Behavior culture is the least problem. Politics has become the exchange of tweets and the production of memes. This requires a completely fresh approach from journalists and managers, organizers, what is happening in the media. It is not actual that social media decide everything, but they give a certain tone. And if conventional media uncritically take the same tone, that's not good.

We have specified a wise word – fasting. We've gone to an era where it's not facts that matter, it's emotions. Those who better stimulate emotions are present. If individual does not inspire emotion, then the facts that present, even the most important, in the public opinion do not be at all. And that's the large problem.

Or it's actual that pre-election debates are a burnt-out formula.

If there are no debates, we will be sentenced to these brief entries and memes.

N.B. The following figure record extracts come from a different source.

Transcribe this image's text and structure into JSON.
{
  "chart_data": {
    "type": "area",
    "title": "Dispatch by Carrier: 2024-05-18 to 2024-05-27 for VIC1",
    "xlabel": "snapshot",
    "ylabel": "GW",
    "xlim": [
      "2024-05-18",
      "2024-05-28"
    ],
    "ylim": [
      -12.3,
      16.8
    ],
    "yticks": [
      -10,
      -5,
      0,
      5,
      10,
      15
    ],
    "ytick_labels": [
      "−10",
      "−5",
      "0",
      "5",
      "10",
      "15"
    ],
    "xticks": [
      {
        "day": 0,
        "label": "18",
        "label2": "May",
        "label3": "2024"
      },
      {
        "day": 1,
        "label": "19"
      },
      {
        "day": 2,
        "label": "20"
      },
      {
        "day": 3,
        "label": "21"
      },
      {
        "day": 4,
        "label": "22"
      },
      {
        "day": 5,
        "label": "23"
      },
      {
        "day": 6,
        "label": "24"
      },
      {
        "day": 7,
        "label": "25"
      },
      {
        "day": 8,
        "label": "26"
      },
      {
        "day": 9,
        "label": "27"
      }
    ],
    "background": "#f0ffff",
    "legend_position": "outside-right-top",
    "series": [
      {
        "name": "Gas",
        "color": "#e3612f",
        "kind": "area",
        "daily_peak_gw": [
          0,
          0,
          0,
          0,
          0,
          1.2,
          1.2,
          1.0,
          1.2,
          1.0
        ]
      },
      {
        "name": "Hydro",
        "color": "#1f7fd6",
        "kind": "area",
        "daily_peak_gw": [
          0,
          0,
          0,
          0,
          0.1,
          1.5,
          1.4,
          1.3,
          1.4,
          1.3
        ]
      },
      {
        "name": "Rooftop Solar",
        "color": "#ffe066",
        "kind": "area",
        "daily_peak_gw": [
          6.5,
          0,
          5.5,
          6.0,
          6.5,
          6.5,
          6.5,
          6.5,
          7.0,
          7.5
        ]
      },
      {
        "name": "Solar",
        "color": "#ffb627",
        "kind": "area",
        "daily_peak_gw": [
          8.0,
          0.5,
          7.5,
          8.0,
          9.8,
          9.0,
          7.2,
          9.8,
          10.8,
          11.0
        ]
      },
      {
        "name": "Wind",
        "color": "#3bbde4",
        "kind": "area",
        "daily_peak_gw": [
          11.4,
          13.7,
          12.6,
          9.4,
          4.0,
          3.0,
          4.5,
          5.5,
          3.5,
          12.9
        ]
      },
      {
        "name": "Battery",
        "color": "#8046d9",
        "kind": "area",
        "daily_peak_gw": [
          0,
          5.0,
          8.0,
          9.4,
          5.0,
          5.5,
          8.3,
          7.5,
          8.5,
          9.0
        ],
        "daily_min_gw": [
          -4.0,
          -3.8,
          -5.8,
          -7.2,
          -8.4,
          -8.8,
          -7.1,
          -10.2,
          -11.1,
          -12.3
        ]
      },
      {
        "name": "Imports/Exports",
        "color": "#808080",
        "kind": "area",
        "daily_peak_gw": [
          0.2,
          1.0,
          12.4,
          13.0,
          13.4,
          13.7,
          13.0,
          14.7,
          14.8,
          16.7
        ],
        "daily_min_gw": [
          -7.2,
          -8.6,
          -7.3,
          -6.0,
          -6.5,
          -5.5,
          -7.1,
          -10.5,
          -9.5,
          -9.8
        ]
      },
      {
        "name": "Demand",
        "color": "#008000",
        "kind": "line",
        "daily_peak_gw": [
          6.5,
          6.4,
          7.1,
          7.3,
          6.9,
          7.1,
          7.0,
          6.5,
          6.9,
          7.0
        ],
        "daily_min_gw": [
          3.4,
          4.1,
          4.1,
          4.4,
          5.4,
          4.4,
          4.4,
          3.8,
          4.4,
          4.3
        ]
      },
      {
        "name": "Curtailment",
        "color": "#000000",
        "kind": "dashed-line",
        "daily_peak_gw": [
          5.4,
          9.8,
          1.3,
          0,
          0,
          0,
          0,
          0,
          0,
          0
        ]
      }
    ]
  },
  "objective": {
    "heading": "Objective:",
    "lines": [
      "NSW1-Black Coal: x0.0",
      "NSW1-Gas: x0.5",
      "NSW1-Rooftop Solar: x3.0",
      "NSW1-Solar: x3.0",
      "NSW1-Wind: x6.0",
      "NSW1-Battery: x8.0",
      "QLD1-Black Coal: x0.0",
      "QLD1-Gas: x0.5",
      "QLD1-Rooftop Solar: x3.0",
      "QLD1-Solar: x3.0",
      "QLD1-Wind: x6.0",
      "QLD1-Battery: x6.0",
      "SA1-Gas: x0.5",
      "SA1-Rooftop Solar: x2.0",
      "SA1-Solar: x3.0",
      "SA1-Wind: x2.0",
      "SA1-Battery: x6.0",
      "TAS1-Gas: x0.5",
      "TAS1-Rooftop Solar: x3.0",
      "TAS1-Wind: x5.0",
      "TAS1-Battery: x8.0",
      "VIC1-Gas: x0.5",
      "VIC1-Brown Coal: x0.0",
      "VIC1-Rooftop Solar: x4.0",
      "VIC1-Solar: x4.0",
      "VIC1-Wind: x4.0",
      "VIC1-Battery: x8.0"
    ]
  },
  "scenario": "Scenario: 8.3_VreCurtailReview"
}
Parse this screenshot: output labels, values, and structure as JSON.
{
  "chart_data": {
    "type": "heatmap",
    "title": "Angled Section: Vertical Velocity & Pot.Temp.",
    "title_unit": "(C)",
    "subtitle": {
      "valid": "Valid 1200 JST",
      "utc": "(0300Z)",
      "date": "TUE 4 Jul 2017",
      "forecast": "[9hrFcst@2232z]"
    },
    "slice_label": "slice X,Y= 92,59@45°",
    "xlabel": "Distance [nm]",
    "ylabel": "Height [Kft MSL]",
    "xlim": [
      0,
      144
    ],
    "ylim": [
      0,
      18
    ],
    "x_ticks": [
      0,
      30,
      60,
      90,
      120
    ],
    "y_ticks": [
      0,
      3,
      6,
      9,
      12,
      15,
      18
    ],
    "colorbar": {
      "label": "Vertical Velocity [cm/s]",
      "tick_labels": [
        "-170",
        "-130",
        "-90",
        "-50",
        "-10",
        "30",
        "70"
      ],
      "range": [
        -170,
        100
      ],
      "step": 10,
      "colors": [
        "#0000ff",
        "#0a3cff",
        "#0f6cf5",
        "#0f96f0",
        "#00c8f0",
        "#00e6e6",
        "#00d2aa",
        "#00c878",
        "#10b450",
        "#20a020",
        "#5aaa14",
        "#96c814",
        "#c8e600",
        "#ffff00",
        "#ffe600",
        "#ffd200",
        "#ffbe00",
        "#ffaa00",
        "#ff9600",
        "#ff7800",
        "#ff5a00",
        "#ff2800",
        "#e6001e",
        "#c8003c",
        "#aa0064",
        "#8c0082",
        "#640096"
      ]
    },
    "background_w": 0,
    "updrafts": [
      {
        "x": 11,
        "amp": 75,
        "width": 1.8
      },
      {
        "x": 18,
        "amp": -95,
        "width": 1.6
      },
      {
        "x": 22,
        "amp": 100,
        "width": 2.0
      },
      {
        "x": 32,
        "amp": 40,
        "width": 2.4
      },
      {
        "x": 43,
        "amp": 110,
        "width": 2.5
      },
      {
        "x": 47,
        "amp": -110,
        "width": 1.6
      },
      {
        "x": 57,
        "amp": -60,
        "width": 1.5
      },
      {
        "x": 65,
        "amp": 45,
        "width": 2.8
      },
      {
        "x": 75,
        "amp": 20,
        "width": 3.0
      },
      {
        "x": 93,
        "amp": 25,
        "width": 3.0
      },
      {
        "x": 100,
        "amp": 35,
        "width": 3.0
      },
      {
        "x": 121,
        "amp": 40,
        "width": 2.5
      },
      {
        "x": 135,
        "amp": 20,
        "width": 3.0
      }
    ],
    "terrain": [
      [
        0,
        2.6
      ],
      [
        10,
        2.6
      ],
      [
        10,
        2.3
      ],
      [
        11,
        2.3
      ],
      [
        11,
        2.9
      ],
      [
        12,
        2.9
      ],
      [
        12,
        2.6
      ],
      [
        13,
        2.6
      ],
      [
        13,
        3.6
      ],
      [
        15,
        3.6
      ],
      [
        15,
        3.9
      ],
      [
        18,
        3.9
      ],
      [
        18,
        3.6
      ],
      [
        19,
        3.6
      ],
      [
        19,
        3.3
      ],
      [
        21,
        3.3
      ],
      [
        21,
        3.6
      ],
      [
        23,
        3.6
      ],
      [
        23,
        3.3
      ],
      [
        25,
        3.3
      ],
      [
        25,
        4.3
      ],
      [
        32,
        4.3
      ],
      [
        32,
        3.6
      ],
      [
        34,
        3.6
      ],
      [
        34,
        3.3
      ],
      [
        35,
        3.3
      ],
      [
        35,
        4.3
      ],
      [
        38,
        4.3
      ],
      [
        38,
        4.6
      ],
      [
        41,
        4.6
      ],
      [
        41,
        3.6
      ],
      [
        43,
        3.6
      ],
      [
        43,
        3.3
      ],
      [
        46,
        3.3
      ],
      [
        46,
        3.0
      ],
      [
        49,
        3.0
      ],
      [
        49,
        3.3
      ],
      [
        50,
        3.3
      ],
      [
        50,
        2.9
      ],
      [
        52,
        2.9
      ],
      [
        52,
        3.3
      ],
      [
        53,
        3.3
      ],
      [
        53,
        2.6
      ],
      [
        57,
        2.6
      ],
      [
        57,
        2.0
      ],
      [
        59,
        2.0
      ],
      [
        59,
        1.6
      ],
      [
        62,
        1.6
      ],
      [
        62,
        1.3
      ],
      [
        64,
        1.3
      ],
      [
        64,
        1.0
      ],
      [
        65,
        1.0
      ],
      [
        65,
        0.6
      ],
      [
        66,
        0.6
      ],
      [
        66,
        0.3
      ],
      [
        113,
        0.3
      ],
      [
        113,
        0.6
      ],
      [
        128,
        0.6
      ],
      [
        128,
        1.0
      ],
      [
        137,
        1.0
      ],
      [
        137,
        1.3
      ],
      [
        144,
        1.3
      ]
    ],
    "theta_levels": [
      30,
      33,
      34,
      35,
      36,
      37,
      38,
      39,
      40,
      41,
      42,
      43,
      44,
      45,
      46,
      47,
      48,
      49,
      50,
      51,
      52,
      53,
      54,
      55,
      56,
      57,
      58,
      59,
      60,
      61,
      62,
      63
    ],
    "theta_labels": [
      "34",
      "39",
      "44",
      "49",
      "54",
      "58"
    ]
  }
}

We can't just be on advertising. And what the staff do to advance candidates is the same ad as a laundry powder commercial.

I remember something that would be hard to imagine today. 1 of the first things I managed to do on tv was a long conversation between Leszek Balcerowicz and Jack Rostowski. The discussion was substantive, extensive, had quite a few viewers. So possibly there's a pattern, possibly distant, but that's something public tv should do.

Only if the debate is boring, she won't have any spectators and she won't be needed either. Kind of a vicious circle. It won't hurt, but it won't aid anyone.


*Juliusz Braun, president of the National Broadcasting and tv Council from 1999 to 2003, president of the Polish tv Board from 2011 to 2015, associate of the National Media Council, associate of the Parliament of X, I, II and III.